More thefts suspected in an Arc home More than $8,000 could be missing from clients' accounts

'It may be a pattern'

Allegations prompt state to examine how agency handles funds

March 06, 1998|By Caitlin Francke | Caitlin Francke,SUN STAFF

State regulators are investigating new allegations of missing funds belonging to mentally disabled people cared for by The Arc of Howard County.

The state's Licensing and Certification Administration said yesterday the allegations involve more than $8,000 belonging to clients at an Arc home on Moving Waters Way in Columbia.

Carol Beatty, executive director of Howard's Arc, said she did not know about the investigation into the Moving Waters Way home but would fully cooperate with authorities.

Arc is the largest nonprofit source of services for the mentally handicapped in Howard County.

Carol Benner, director of the Licensing and Certification Administration, said her office recently received information about the possible missing funds. She did not provide details of the source of that information, but she said she is assembling a team to examine records of clients who lived at the home.

The new allegations go beyond the string of thefts of Arc clients' funds reported Monday in The Sun. That article said that 13 retarded people in Arc's care had been victimized by thefts in the past four years -- crimes committed by Arc employees or their relatives and friends.

In response to the story, Benner announced Monday that her office would do an on-site investigation to ensure Arc has procedures to protect clients' welfare.

Benner said yesterday the investigation of possible missing funds at Moving Waters Way includes Lisa Mae Burge, who formerly supervised the Columbia home.

Burge recently admitted stealing nearly $20,000 from four Arc clients, including a 71-year-old severely retarded man who has cerebral palsy and diabetes. In February, Burge was given a suspended sentence and was ordered to pay restitution and spend 90 days in home confinement.
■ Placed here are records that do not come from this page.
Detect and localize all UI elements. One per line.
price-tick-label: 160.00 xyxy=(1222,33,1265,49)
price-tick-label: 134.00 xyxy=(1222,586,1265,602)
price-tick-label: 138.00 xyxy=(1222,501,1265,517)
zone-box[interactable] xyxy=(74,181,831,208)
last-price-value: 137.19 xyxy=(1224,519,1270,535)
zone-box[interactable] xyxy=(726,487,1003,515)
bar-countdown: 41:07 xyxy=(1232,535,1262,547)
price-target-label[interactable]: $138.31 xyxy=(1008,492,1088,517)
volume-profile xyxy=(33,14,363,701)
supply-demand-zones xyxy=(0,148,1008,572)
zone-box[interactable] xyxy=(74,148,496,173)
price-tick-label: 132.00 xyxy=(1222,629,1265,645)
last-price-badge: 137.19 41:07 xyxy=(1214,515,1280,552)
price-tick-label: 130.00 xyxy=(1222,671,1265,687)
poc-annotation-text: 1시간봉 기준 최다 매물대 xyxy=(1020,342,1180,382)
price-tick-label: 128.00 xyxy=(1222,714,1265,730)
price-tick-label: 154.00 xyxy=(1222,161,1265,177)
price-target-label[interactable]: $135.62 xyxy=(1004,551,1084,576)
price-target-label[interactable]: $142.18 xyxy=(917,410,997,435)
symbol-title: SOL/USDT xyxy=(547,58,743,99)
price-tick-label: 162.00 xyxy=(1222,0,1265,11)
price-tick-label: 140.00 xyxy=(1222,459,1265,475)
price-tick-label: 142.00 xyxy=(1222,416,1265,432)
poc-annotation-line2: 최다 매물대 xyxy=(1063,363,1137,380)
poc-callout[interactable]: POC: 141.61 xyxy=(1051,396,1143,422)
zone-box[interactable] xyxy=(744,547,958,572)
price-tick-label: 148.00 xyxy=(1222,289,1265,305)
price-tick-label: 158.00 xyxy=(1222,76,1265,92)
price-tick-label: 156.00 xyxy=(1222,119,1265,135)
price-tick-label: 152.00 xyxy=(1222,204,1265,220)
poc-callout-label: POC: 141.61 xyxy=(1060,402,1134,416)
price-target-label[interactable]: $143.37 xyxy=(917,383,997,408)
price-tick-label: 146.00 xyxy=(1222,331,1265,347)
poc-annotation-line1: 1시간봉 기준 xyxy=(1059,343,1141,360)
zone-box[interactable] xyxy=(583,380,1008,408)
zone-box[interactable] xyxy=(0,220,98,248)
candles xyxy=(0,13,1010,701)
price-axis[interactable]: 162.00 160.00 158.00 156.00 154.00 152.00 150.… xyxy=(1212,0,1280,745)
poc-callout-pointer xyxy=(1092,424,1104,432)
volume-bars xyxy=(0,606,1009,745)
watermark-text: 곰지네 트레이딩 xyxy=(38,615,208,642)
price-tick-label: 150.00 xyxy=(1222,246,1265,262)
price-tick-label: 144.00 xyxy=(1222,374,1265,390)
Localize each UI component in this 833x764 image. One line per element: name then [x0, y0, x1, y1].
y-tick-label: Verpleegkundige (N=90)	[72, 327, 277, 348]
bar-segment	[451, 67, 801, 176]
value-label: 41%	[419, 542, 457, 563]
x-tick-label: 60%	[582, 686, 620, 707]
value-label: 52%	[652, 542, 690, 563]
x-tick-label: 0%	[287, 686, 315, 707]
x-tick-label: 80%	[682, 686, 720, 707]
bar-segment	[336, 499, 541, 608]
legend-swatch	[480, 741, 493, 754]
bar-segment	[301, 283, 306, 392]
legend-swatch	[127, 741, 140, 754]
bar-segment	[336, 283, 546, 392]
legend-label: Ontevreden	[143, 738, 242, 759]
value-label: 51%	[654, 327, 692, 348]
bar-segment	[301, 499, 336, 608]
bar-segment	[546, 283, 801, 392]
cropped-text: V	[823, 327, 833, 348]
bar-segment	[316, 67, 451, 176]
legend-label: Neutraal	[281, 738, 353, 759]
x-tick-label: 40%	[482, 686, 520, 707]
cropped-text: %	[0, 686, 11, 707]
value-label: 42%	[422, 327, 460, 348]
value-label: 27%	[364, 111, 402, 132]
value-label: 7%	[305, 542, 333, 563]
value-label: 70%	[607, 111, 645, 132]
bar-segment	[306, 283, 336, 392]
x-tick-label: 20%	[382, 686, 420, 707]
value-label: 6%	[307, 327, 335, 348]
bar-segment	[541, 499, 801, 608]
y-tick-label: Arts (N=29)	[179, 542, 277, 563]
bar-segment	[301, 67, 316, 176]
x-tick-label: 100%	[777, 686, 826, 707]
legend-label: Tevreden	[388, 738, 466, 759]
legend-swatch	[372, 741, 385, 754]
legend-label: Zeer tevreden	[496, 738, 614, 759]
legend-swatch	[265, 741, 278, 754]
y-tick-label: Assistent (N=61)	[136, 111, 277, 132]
"Our first impression was [that the thefts from Arc clients were] an isolated incident and now it looks like it may be a pattern," said Benner. "We don't know how widespread it is."

If the investigation turns up possible criminal activity, Benner said she will refer the case to law enforcement authorities.

Burge's attorney, Linda Ostovitz, did not return calls seeking comment. Burge could not be located for comment.

Benner said her investigation will encompass how all clients' money is handled, not just those at Moving Waters Way. Arc has 93 people in residential programs and receives most of its funding from the state.

Most clients receive government funds for living expenses, as well as paychecks from jobs. Clients keep that money in in-house accounts or personal bank accounts in the community.

Beatty said Burge was house counselor for the home for about three years before being promoted to a supervisory position in 1995. Burge admitted stealing nearly $20,000 between August 1996 and February 1997.

Beatty said that The Arc had turned over all the records from Moving Waters Way to the attorney general's office two years ago as part of a different investigation, and no charges had resulted.

"We turned it all over to them," Beatty said. "They had the information."

Assistant Attorney General Catherine Schuster Pascale challenged Beatty's implication that her office had found no problems at Moving Waters Way. But she could not say whether Burge is being or has been criminally investigated in connection with the possible missing funds.

Arc officials say they have tightened their policies and procedures in the wake of the thefts.

Former Arc employees said rumors had circulated for months about missing money from the Moving Waters Way home. Linda O'Dell, a former administrative assistant for the residential program, said she warned Arc officials about the situation -- which Arc denies.

Benner said thefts can happen in the best of programs.

"What's important is that you get in there and identify it" so it does not happen again, Benner said. "It looks like this may be a systemic problem."